Help! How to vectorise this loop?

I have this double for-loop

for (int j1 = NTAB + 7; j1 >= 0; j1–) {
for (int n = 0; n < PATH_N; n++)
{
k[n] = idum[n] / IQ;
idum[n] = IA * (idum[n] - k[n] * IQ) - IR * k[n];
if (idum[n] < 0) idum[n] += IM;
}
if (j1 < NTAB)
{
for (int n = 0; n < PATH_N; n++)
{
iv[j1][n] = idum[n];
}
}
}

How to vectorise this double for-loop for Cuda? Each iteration in the outer loop is dependent on the results from the previous iterations (eg: idum)…

It looks like the dependencies are strictly in one dimension? That is, iv[j1][n] is only dependent on idum[n]? If so, you should be able to vectorize along n without any side effects by vectorizing the inner loop to multiple threads, while leaving the outer loop as is.

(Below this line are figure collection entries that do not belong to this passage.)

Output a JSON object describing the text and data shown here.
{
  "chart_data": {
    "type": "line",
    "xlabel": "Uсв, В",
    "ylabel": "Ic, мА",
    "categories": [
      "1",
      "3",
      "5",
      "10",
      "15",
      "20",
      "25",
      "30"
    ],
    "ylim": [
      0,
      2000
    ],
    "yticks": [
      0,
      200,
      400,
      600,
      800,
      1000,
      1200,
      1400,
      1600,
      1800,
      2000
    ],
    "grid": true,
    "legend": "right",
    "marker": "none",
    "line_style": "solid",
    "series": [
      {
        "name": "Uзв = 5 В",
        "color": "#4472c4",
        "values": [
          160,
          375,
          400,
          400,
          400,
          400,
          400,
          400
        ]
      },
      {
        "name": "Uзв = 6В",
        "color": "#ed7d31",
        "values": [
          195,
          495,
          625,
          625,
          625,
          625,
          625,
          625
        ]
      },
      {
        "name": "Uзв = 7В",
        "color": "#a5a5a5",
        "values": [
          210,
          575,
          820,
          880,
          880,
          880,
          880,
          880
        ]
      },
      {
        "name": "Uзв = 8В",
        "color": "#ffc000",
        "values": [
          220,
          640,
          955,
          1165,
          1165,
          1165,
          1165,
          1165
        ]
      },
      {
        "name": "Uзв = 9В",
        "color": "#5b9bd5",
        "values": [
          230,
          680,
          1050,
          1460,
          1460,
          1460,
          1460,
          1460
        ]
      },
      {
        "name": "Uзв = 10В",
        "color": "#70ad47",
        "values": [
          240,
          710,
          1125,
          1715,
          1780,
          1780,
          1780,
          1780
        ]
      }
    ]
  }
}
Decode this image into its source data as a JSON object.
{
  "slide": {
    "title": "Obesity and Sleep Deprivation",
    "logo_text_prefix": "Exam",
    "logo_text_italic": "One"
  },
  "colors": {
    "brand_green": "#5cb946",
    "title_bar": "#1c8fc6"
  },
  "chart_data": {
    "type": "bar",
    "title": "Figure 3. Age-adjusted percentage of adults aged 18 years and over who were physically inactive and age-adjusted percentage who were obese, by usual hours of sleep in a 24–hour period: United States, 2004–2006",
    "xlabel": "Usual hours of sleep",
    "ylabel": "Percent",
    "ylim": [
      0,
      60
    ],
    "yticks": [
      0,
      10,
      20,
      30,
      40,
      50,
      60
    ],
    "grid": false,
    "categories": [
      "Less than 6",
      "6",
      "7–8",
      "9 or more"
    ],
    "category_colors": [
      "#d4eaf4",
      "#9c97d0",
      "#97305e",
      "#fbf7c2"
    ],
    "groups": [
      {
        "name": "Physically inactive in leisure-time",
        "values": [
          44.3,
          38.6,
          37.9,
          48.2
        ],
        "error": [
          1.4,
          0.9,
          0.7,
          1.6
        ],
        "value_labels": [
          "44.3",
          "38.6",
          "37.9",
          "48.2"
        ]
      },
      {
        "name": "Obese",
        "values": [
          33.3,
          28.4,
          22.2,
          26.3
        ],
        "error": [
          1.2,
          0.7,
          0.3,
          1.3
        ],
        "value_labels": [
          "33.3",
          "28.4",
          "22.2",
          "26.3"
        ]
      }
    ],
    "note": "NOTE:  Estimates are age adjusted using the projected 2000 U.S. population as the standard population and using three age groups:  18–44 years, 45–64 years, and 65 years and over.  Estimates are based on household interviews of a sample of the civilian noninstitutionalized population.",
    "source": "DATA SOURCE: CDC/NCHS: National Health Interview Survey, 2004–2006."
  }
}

Otherwise, you’ll have to synchronize at each step of the outer loop, which would only be practical for large values of PATH_N and small values of NTAB.

for (int j1 = NTAB + 7; j1 >= 0; j1--) {

	for (int n = 0; n < PATH_N; n++)

	{

		k[n] = idum[n] / IQ;

		idum[n] = IA * (idum[n] - k[n] * IQ) - IR * k[n];

		if (idum[n] < 0) idum[n] += IM;

	}

	if (j1 < NTAB)

	{

		for (int n = 0; n < PATH_N; n++)

		{

			iv[j1][n] = idum[n];

		}

	}

}

to something like

int n = threadIndex;

for (int j1 = NTAB + 7; j1 >= 0; j1--) {

	k[n] = idum[n] / IQ;

	idum[n] = IA * (idum[n] - k[n] * IQ) - IR * k[n];

	if (idum[n] < 0) idum[n] += IM;

	if (j1 < NTAB)

	{

		iv[j1][n] = idum[n];

	}

}

If you could get rid of the (idum[n] <0) idum+= IM; conditional, it might even be possible to compute idum directly from j1, since it looks like it might reduce to a geometric series or something.

What’s with the IQ, though? (idum[n]-k[n]*IQ) = (idum[n]-(idum[n]/IQ)*IQ) = (idum[n]-idum[n]) = 0 for IQ != 0 and NaN otherwise…